La ventana de 21 días es crítica. Durante este periodo, las personas migrantes suelen estar en centros de acogida del Programa de Atención Humanitaria, donde se facilita el acceso a servicios básicos. La movilidad alta, las barreras administrativas y las dificultades lingüísticas dificultan la continuidad de las pautas. Actuar rápido evita brechas de inmunidad.
La triple vírica es la primera línea de defensa
La vacuna MMR (sarampión, paperas y rubéola) encabeza la estrategia. El sarampión es altamente contagioso y ha registrado brotes en zonas urbanas con alta densidad migratoria. Una sola dosis inicial ofrece protección inmediata y reduce el riesgo de transmisión comunitaria.
¿Qué vacunas incluye la estrategia nacional?
La orden ministerial establece tres ejes prioritarios:
- Triple vírica (MMR): frente a sarampión, paperas y rubéola.
- Vacuna combinada Td (tétanos y difteria): clave ante el resurgimiento de difteria en Europa.
- Vacuna antipoliomielítica (IPV): para mantener el estatus de país libre de polio, en riesgo por importación.
Se incluye también la vacuna antitetánica monovalente en casos específicos
Cuando hay contraindicaciones para la combinada Td, se administra toxoide tetánico. Esto garantiza cobertura sin comprometer la seguridad.
¿Cómo se valida el historial vacunal previo?
No se parte de cero. Se revisa la cartilla de vacunación del país de origen, si está disponible y legible. Si hay dudas sobre dosis recibidas, se recomienda completar la pauta. Las vacunas sistemáticas tienen un alto perfil de seguridad, según la Ponencia de Programa y Registro de Vacunaciones.
Se evita la duplicación innecesaria, pero no se asume inmunidad sin evidencia
La estrategia rechaza la suposición de protección previa. En contextos de inestabilidad sanitaria, los registros suelen ser incompletos o inexactos. La prudencia clínica guía la decisión.
¿Qué impacto tiene esta medida en la salud pública y la economía?

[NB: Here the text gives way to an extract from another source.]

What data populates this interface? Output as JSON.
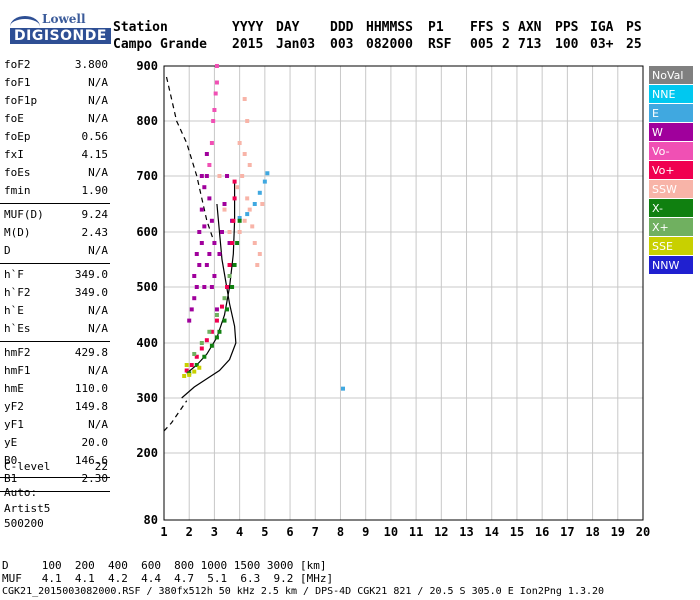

Vacunar rápido evita brotes costosos. Un solo caso de sarampión puede generar gastos superiores a 20.000 € en contención, rastreo y aislamiento. Además, la difteria requiere tratamiento con antitoxina específica, escasa y cara. Desde el punto de vista legal, la medida se sustenta en la Ley General de Salud Pública y en el Real Decreto 163/2023, que reconoce el acceso universal a la atención sanitaria en situaciones de emergencia epidemiológica.
Datos Clave
- La vacunación se aplica en los primeros 21 días de estancia en España.
- Se priorizan migrantes de países con cobertura vacunal <80 % según OMS.
- El Programa de Atención Humanitaria cubre el 92 % de los refugiados en 2026.
- La estrategia se coordina con los 17 servicios autonómicos de salud.
- Se estima que beneficiará a más de 140.000 personas en 2026.
¿Qué ocurre si la estancia se prolonga más allá de las tres semanas?
Se incorpora la vacunación estacional, como la gripe y la neumocócica, según edad y riesgo. También se completa la pauta de meningocócica ACWY en adolescentes. La continuidad se gestiona desde los centros de salud de referencia, integrando a los migrantes en el Sistema Nacional de Salud sin necesidad de empadronamiento previo.
La ministra Mónica García subrayó: «No se pregunta de dónde viene una persona, sino qué necesita para estar protegida»
Esta frase sintetiza el enfoque basado en E-E-A-T: experiencia epidemiológica, equidad en el acceso, autoridad técnica y transparencia operativa. La medida no solo previene enfermedades. Refuerza la cohesión social y protege la inversión pública en salud.